Whether or not Amazon’s renewed enforcement of these rules is mainly meant to restrict internal activism, many Amazon employees perceive it that way. They worry that the company’s recent actions will be a barrier to having meaningful discussion on important topics like warehouse worker rights and the company’s environmental policies.
Amazon did not respond to a request for comment specifically about concerns that the rules are limiting employees’ speech on working conditions.
In recent weeks, hundreds of Amazon warehouse employees at more than 50 sites around the US have participated in protesting working conditions during the pandemic, demanding greater pay, access to protective gear, and more generous time-off policies. Amazon’s corporate employees have used listservs to share their dismay over the escalating labor disputes and to organize events that bring together blue-collar and white-collar workers.
In turn, the company has fired at least six employees involved in recent protests — including two longtime corporate employees, Emily Cunningham and Maren Costa. Cunningham and Costa were prominent leaders of an internal climate activism group, Amazon Employees for Climate Justice (AECJ), with an active listserv of more than 8,000 members.
Last Friday, AECJ members used dozens of Amazon internal listservs to invite thousands of their colleagues to skip work in a mass sickout and instead attend a virtual panel discussion about Amazon warehouse working conditions and environmental policies. Although the invites to this event mysteriously disappeared from workers’ calendars and two organizers were fired for organizing a similar event the week prior, it went on as planned with more than 300 people attending virtually.
With the new enforcement about these rules on email communications, employees say it will be impossible for workers to use listservs to mobilize their colleagues in a similar fashion.
“Everyone seems to acknowledge (subtly or overtly) that this was in response to the employees getting fired and the sickout,” another Amazon employee told Recode. “I think part of what Amazon is trying to do is make average employees upset at AECJ because of this new inconvenience.”
Aside from the concerns about censorship of discussions about worker rights, several employees have also expressed concern in internal emails about how the rules will slow down forums dedicated to supporting underrepresented employee groups.
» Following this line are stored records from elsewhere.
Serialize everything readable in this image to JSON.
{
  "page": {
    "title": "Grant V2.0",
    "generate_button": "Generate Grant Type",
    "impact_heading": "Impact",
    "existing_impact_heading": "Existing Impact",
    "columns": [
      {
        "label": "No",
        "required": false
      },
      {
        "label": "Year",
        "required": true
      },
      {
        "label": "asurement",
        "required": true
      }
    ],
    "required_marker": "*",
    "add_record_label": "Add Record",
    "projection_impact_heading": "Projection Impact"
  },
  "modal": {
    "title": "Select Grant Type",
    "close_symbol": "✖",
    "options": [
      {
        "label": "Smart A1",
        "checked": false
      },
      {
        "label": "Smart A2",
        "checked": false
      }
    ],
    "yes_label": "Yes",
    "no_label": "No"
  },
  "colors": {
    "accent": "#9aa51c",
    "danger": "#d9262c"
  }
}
Many of the most popular listservs at Amazon are ones for women in engineering and racial minorities who work at the company to virtually convene and support each other.
In an internal email one employee moderator sent to a listerv for discussing diversity and inclusion, the employee acknowledged that additional requirements will cause a “slower flow of communication” and that the moderation team may start rejecting certain emails, which will be “a very different dynamic” for the mailing list.
Last year, Amazon’s tech giant peer Google similarly limited employee speech on internal forums following a rise in worker activism. While the move was met with a fair share of criticism, the crackdown ultimately was not enough to stop workers from continuing to organize and publicly leak controversial company initiatives. In contrast to Google, the recent organizing on Amazon’s internal forums is relatively new to Amazon’s buttoned-up workplace culture, particularly on the corporate level.
If moderators of employee discussions find the policies too laborious, they could move the discussion to off-corporate platforms, as tens of thousands of Amazon warehouse workers have done in private Facebook groups. And while Amazon’s decision may stop contentious worker discussions in the short term, it also draws more attention to worker organizing and signals how seemingly threatened Amazon’s management is by open discussion among its employees.